The focus must be on people and process. Not technology. These business process teams, regardless of how they’re constituted, must be responsible for creating foundational data products, which include:
- Content
- Curation with definitions and expected content at minimum
- Transportation into the analytical environment
- Content monitoring
- Maintenance and user support
- Lifecycle management
And it can’t be “submit a ticket into a black hole.” It must be a priority. Think of analytics as another business process for which each business process team is responsible.
Meanwhile, the enterprise analytics team prepares by developing the tools and processes that will enable the business process teams to do their job with as little friction as possible.
The key here is “with as little friction as possible.” Analytics and information management teams are notorious for over-engineering processes. We love process. We love completeness and precision and accuracy. We want everything to be perfect. We need to let go a little.
Provide the tools and resources that allow the business process teams to analyze the data and to move it into the analytical ecosystem as easily as possible. Implement monitoring processes and applications that identify and expose errors. Encourage your corporate analytics community to freely make comments and corrections without six layers of review. Define processes that ensure compliance, but analyze each step to automate and accelerate as much as possible.
Centralize standards. Distribute implementation.
Let’s be super-clear. The business process teams are responsible for implementation. The enterprise analytics team provides the tools and processes and ensures compliance.
This transformation can proceed incrementally. Some business process teams will be easier to engage than others. But executive support will undoubtedly be required. Sometimes it will take something a little more assertive than support.
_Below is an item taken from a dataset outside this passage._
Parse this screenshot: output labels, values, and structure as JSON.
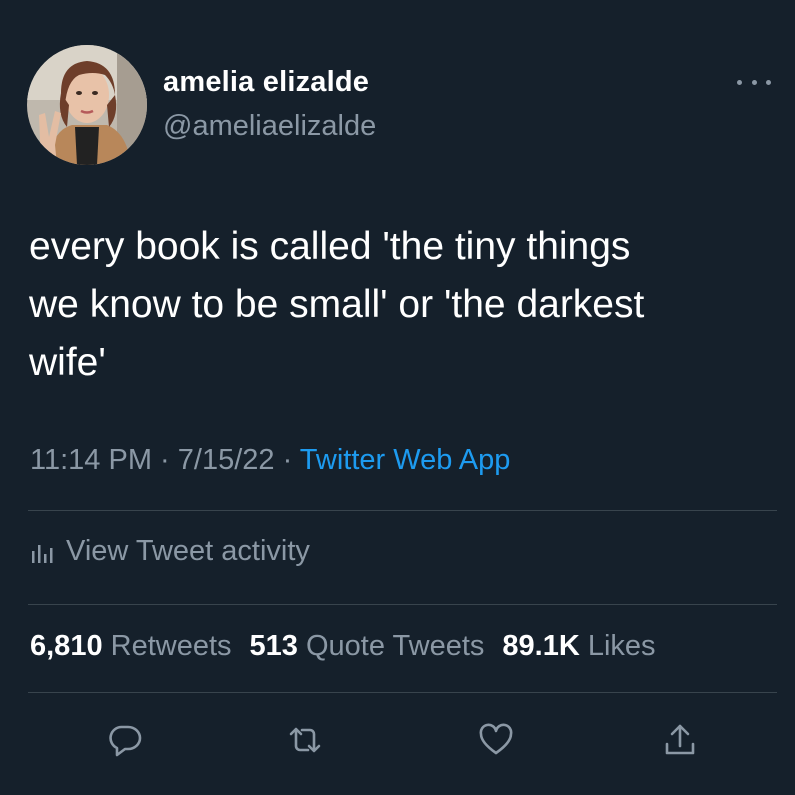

Eventually, your data warehouse or data lake will be populated with foundational data products. From the outside, it may look very similar or maybe even the same as it always has. But functionally it will be very different. Roles, responsibilities, and expertise are aligned. Processes are streamlined, scalable, and sustainable. The data is understood. Analytical insights are accelerated. And you have taken a huge first step toward modernizing your analytics architecture.